Although the success of Guardians of the Galaxy has given the cinema-going public the confidence to go out and separate with their hard-earned cash, it seems it's also been a major confidence boost for the Disney stockholders.
According to Bidnessetc.com, the Disney share price is currently at an all time high, primarily due to its acquisition of Marvel in 2009 and its more recent gobbling up of the Star Wars franchise in 2012.
[Guardians of the Galaxy](movie:424073) is still dominating the box office and has now officially become the best-selling movie of the summer in terms of domestic growth. This fact, combined with the similar success of Captain America: The Winter Soldier and 2013's Iron Man 3, means Disney are currently bathing in swathes of cash resulting from their much vaunted Marvel 'Phase system'. As a result Disney shares are now $90.4 each, which is a 19% increase from the start of the year.
Throw in the fact Disney are returning to a galaxy far, far away (with all the movies, games and merchandise that entails) it's probably never been a better time to be a Disney shareholder.
Unfortunately, if you wanted to get a piece of this pie, the boat might have already sailed. Disney's shares might still increase, but the industry experts claim June was the best time to invest the media giant. Since then share price has risen 10%. Future rises are expected, but they might not be as marked - at least until the Star Wars revenue streams come online.
Of course, I suppose this is good news if you're a fan of Disney's movie franchises, as there is almost zero risk of Disney going bankrupt any time soon.
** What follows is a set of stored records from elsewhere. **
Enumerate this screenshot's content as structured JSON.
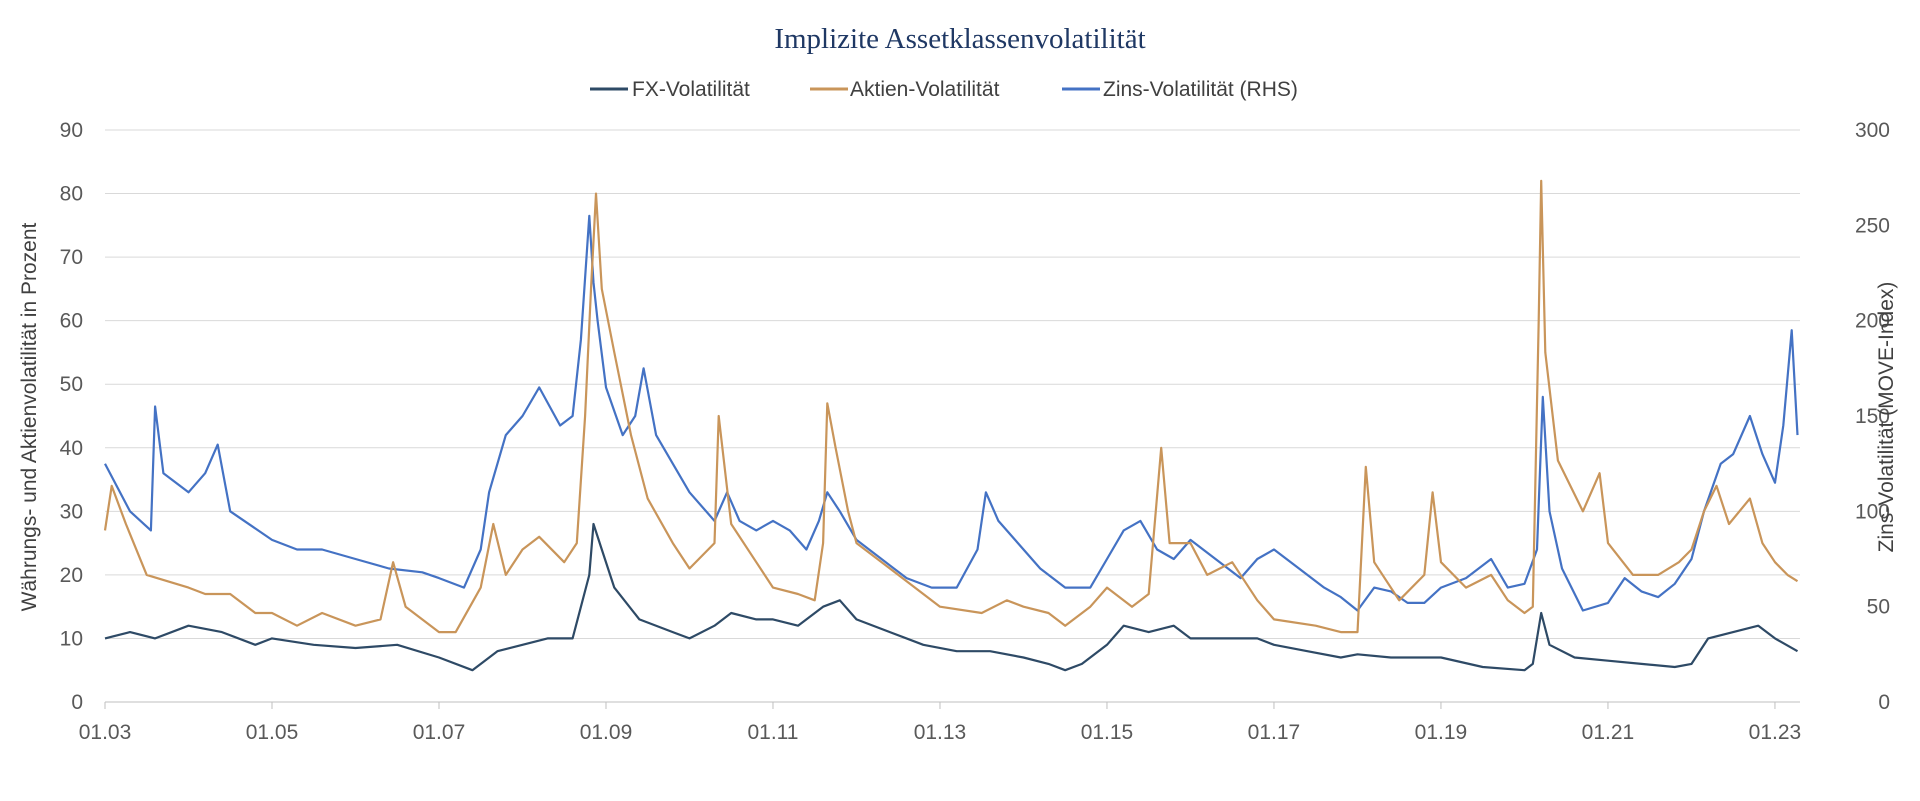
{
  "chart_data": {
    "type": "line",
    "title": "Implizite Assetklassenvolatilität",
    "ylabel": "Währungs- und Aktienvolatilität in Prozent",
    "y2label": "Zins-Volatilität (MOVE-Index)",
    "ylim": [
      0,
      90
    ],
    "y2lim": [
      0,
      300
    ],
    "yticks": [
      0,
      10,
      20,
      30,
      40,
      50,
      60,
      70,
      80,
      90
    ],
    "y2ticks": [
      0,
      50,
      100,
      150,
      200,
      250,
      300
    ],
    "xlim": [
      2003.0,
      2023.3
    ],
    "xticks": [
      {
        "label": "01.03",
        "value": 2003
      },
      {
        "label": "01.05",
        "value": 2005
      },
      {
        "label": "01.07",
        "value": 2007
      },
      {
        "label": "01.09",
        "value": 2009
      },
      {
        "label": "01.11",
        "value": 2011
      },
      {
        "label": "01.13",
        "value": 2013
      },
      {
        "label": "01.15",
        "value": 2015
      },
      {
        "label": "01.17",
        "value": 2017
      },
      {
        "label": "01.19",
        "value": 2019
      },
      {
        "label": "01.21",
        "value": 2021
      },
      {
        "label": "01.23",
        "value": 2023
      }
    ],
    "grid": true,
    "legend_position": "top",
    "series": [
      {
        "name": "Zins-Volatilität (RHS)",
        "axis": "right",
        "color": "#4472c4",
        "points": [
          [
            2003.0,
            125
          ],
          [
            2003.3,
            100
          ],
          [
            2003.55,
            90
          ],
          [
            2003.6,
            155
          ],
          [
            2003.7,
            120
          ],
          [
            2004.0,
            110
          ],
          [
            2004.2,
            120
          ],
          [
            2004.35,
            135
          ],
          [
            2004.5,
            100
          ],
          [
            2005.0,
            85
          ],
          [
            2005.3,
            80
          ],
          [
            2005.6,
            80
          ],
          [
            2006.0,
            75
          ],
          [
            2006.4,
            70
          ],
          [
            2006.8,
            68
          ],
          [
            2007.0,
            65
          ],
          [
            2007.3,
            60
          ],
          [
            2007.5,
            80
          ],
          [
            2007.6,
            110
          ],
          [
            2007.8,
            140
          ],
          [
            2008.0,
            150
          ],
          [
            2008.2,
            165
          ],
          [
            2008.45,
            145
          ],
          [
            2008.6,
            150
          ],
          [
            2008.7,
            190
          ],
          [
            2008.8,
            255
          ],
          [
            2008.85,
            220
          ],
          [
            2008.9,
            200
          ],
          [
            2009.0,
            165
          ],
          [
            2009.2,
            140
          ],
          [
            2009.35,
            150
          ],
          [
            2009.45,
            175
          ],
          [
            2009.6,
            140
          ],
          [
            2009.8,
            125
          ],
          [
            2010.0,
            110
          ],
          [
            2010.3,
            95
          ],
          [
            2010.45,
            110
          ],
          [
            2010.6,
            95
          ],
          [
            2010.8,
            90
          ],
          [
            2011.0,
            95
          ],
          [
            2011.2,
            90
          ],
          [
            2011.4,
            80
          ],
          [
            2011.55,
            95
          ],
          [
            2011.65,
            110
          ],
          [
            2011.8,
            100
          ],
          [
            2012.0,
            85
          ],
          [
            2012.3,
            75
          ],
          [
            2012.6,
            65
          ],
          [
            2012.9,
            60
          ],
          [
            2013.2,
            60
          ],
          [
            2013.45,
            80
          ],
          [
            2013.55,
            110
          ],
          [
            2013.7,
            95
          ],
          [
            2013.9,
            85
          ],
          [
            2014.2,
            70
          ],
          [
            2014.5,
            60
          ],
          [
            2014.8,
            60
          ],
          [
            2015.0,
            75
          ],
          [
            2015.2,
            90
          ],
          [
            2015.4,
            95
          ],
          [
            2015.6,
            80
          ],
          [
            2015.8,
            75
          ],
          [
            2016.0,
            85
          ],
          [
            2016.3,
            75
          ],
          [
            2016.6,
            65
          ],
          [
            2016.8,
            75
          ],
          [
            2017.0,
            80
          ],
          [
            2017.3,
            70
          ],
          [
            2017.6,
            60
          ],
          [
            2017.8,
            55
          ],
          [
            2018.0,
            48
          ],
          [
            2018.2,
            60
          ],
          [
            2018.4,
            58
          ],
          [
            2018.6,
            52
          ],
          [
            2018.8,
            52
          ],
          [
            2019.0,
            60
          ],
          [
            2019.3,
            65
          ],
          [
            2019.6,
            75
          ],
          [
            2019.8,
            60
          ],
          [
            2020.0,
            62
          ],
          [
            2020.15,
            80
          ],
          [
            2020.22,
            160
          ],
          [
            2020.3,
            100
          ],
          [
            2020.45,
            70
          ],
          [
            2020.7,
            48
          ],
          [
            2021.0,
            52
          ],
          [
            2021.2,
            65
          ],
          [
            2021.4,
            58
          ],
          [
            2021.6,
            55
          ],
          [
            2021.8,
            62
          ],
          [
            2022.0,
            75
          ],
          [
            2022.15,
            100
          ],
          [
            2022.35,
            125
          ],
          [
            2022.5,
            130
          ],
          [
            2022.7,
            150
          ],
          [
            2022.85,
            130
          ],
          [
            2023.0,
            115
          ],
          [
            2023.1,
            145
          ],
          [
            2023.2,
            195
          ],
          [
            2023.27,
            140
          ]
        ]
      },
      {
        "name": "Aktien-Volatilität",
        "axis": "left",
        "color": "#c9955a",
        "points": [
          [
            2003.0,
            27
          ],
          [
            2003.08,
            34
          ],
          [
            2003.25,
            28
          ],
          [
            2003.5,
            20
          ],
          [
            2004.0,
            18
          ],
          [
            2004.2,
            17
          ],
          [
            2004.5,
            17
          ],
          [
            2004.8,
            14
          ],
          [
            2005.0,
            14
          ],
          [
            2005.3,
            12
          ],
          [
            2005.6,
            14
          ],
          [
            2006.0,
            12
          ],
          [
            2006.3,
            13
          ],
          [
            2006.45,
            22
          ],
          [
            2006.6,
            15
          ],
          [
            2007.0,
            11
          ],
          [
            2007.2,
            11
          ],
          [
            2007.5,
            18
          ],
          [
            2007.65,
            28
          ],
          [
            2007.8,
            20
          ],
          [
            2008.0,
            24
          ],
          [
            2008.2,
            26
          ],
          [
            2008.5,
            22
          ],
          [
            2008.65,
            25
          ],
          [
            2008.75,
            45
          ],
          [
            2008.82,
            65
          ],
          [
            2008.88,
            80
          ],
          [
            2008.95,
            65
          ],
          [
            2009.1,
            55
          ],
          [
            2009.3,
            42
          ],
          [
            2009.5,
            32
          ],
          [
            2009.8,
            25
          ],
          [
            2010.0,
            21
          ],
          [
            2010.3,
            25
          ],
          [
            2010.35,
            45
          ],
          [
            2010.5,
            28
          ],
          [
            2010.8,
            22
          ],
          [
            2011.0,
            18
          ],
          [
            2011.3,
            17
          ],
          [
            2011.5,
            16
          ],
          [
            2011.6,
            25
          ],
          [
            2011.65,
            47
          ],
          [
            2011.75,
            40
          ],
          [
            2011.9,
            30
          ],
          [
            2012.0,
            25
          ],
          [
            2012.4,
            21
          ],
          [
            2012.8,
            17
          ],
          [
            2013.0,
            15
          ],
          [
            2013.5,
            14
          ],
          [
            2013.8,
            16
          ],
          [
            2014.0,
            15
          ],
          [
            2014.3,
            14
          ],
          [
            2014.5,
            12
          ],
          [
            2014.8,
            15
          ],
          [
            2015.0,
            18
          ],
          [
            2015.3,
            15
          ],
          [
            2015.5,
            17
          ],
          [
            2015.65,
            40
          ],
          [
            2015.75,
            25
          ],
          [
            2016.0,
            25
          ],
          [
            2016.2,
            20
          ],
          [
            2016.5,
            22
          ],
          [
            2016.8,
            16
          ],
          [
            2017.0,
            13
          ],
          [
            2017.5,
            12
          ],
          [
            2017.8,
            11
          ],
          [
            2018.0,
            11
          ],
          [
            2018.1,
            37
          ],
          [
            2018.2,
            22
          ],
          [
            2018.5,
            16
          ],
          [
            2018.8,
            20
          ],
          [
            2018.9,
            33
          ],
          [
            2019.0,
            22
          ],
          [
            2019.3,
            18
          ],
          [
            2019.6,
            20
          ],
          [
            2019.8,
            16
          ],
          [
            2020.0,
            14
          ],
          [
            2020.1,
            15
          ],
          [
            2020.17,
            60
          ],
          [
            2020.2,
            82
          ],
          [
            2020.25,
            55
          ],
          [
            2020.4,
            38
          ],
          [
            2020.7,
            30
          ],
          [
            2020.9,
            36
          ],
          [
            2021.0,
            25
          ],
          [
            2021.3,
            20
          ],
          [
            2021.6,
            20
          ],
          [
            2021.85,
            22
          ],
          [
            2022.0,
            24
          ],
          [
            2022.15,
            30
          ],
          [
            2022.3,
            34
          ],
          [
            2022.45,
            28
          ],
          [
            2022.7,
            32
          ],
          [
            2022.85,
            25
          ],
          [
            2023.0,
            22
          ],
          [
            2023.15,
            20
          ],
          [
            2023.27,
            19
          ]
        ]
      },
      {
        "name": "FX-Volatilität",
        "axis": "left",
        "color": "#2e4a66",
        "points": [
          [
            2003.0,
            10
          ],
          [
            2003.3,
            11
          ],
          [
            2003.6,
            10
          ],
          [
            2004.0,
            12
          ],
          [
            2004.4,
            11
          ],
          [
            2004.8,
            9
          ],
          [
            2005.0,
            10
          ],
          [
            2005.5,
            9
          ],
          [
            2006.0,
            8.5
          ],
          [
            2006.5,
            9
          ],
          [
            2007.0,
            7
          ],
          [
            2007.4,
            5
          ],
          [
            2007.7,
            8
          ],
          [
            2008.0,
            9
          ],
          [
            2008.3,
            10
          ],
          [
            2008.6,
            10
          ],
          [
            2008.8,
            20
          ],
          [
            2008.85,
            28
          ],
          [
            2008.95,
            24
          ],
          [
            2009.1,
            18
          ],
          [
            2009.4,
            13
          ],
          [
            2009.8,
            11
          ],
          [
            2010.0,
            10
          ],
          [
            2010.3,
            12
          ],
          [
            2010.5,
            14
          ],
          [
            2010.8,
            13
          ],
          [
            2011.0,
            13
          ],
          [
            2011.3,
            12
          ],
          [
            2011.6,
            15
          ],
          [
            2011.8,
            16
          ],
          [
            2012.0,
            13
          ],
          [
            2012.4,
            11
          ],
          [
            2012.8,
            9
          ],
          [
            2013.2,
            8
          ],
          [
            2013.6,
            8
          ],
          [
            2014.0,
            7
          ],
          [
            2014.3,
            6
          ],
          [
            2014.5,
            5
          ],
          [
            2014.7,
            6
          ],
          [
            2015.0,
            9
          ],
          [
            2015.2,
            12
          ],
          [
            2015.5,
            11
          ],
          [
            2015.8,
            12
          ],
          [
            2016.0,
            10
          ],
          [
            2016.4,
            10
          ],
          [
            2016.8,
            10
          ],
          [
            2017.0,
            9
          ],
          [
            2017.4,
            8
          ],
          [
            2017.8,
            7
          ],
          [
            2018.0,
            7.5
          ],
          [
            2018.4,
            7
          ],
          [
            2018.8,
            7
          ],
          [
            2019.0,
            7
          ],
          [
            2019.5,
            5.5
          ],
          [
            2020.0,
            5
          ],
          [
            2020.1,
            6
          ],
          [
            2020.2,
            14
          ],
          [
            2020.3,
            9
          ],
          [
            2020.6,
            7
          ],
          [
            2021.0,
            6.5
          ],
          [
            2021.4,
            6
          ],
          [
            2021.8,
            5.5
          ],
          [
            2022.0,
            6
          ],
          [
            2022.2,
            10
          ],
          [
            2022.5,
            11
          ],
          [
            2022.8,
            12
          ],
          [
            2023.0,
            10
          ],
          [
            2023.27,
            8
          ]
        ]
      }
    ]
  }
}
However, by that same logic, this could could potentially spell future ruin. The more money Disney makes, the more franchises and rights it will want to gobble up. Soon, we might face ourselves with a cinematic landscape in which many of the major franchises are owned by one company. And that's called a monopoly - which isn't good as far as I'm concerned.
Does Disney have these franchises best interests at heart?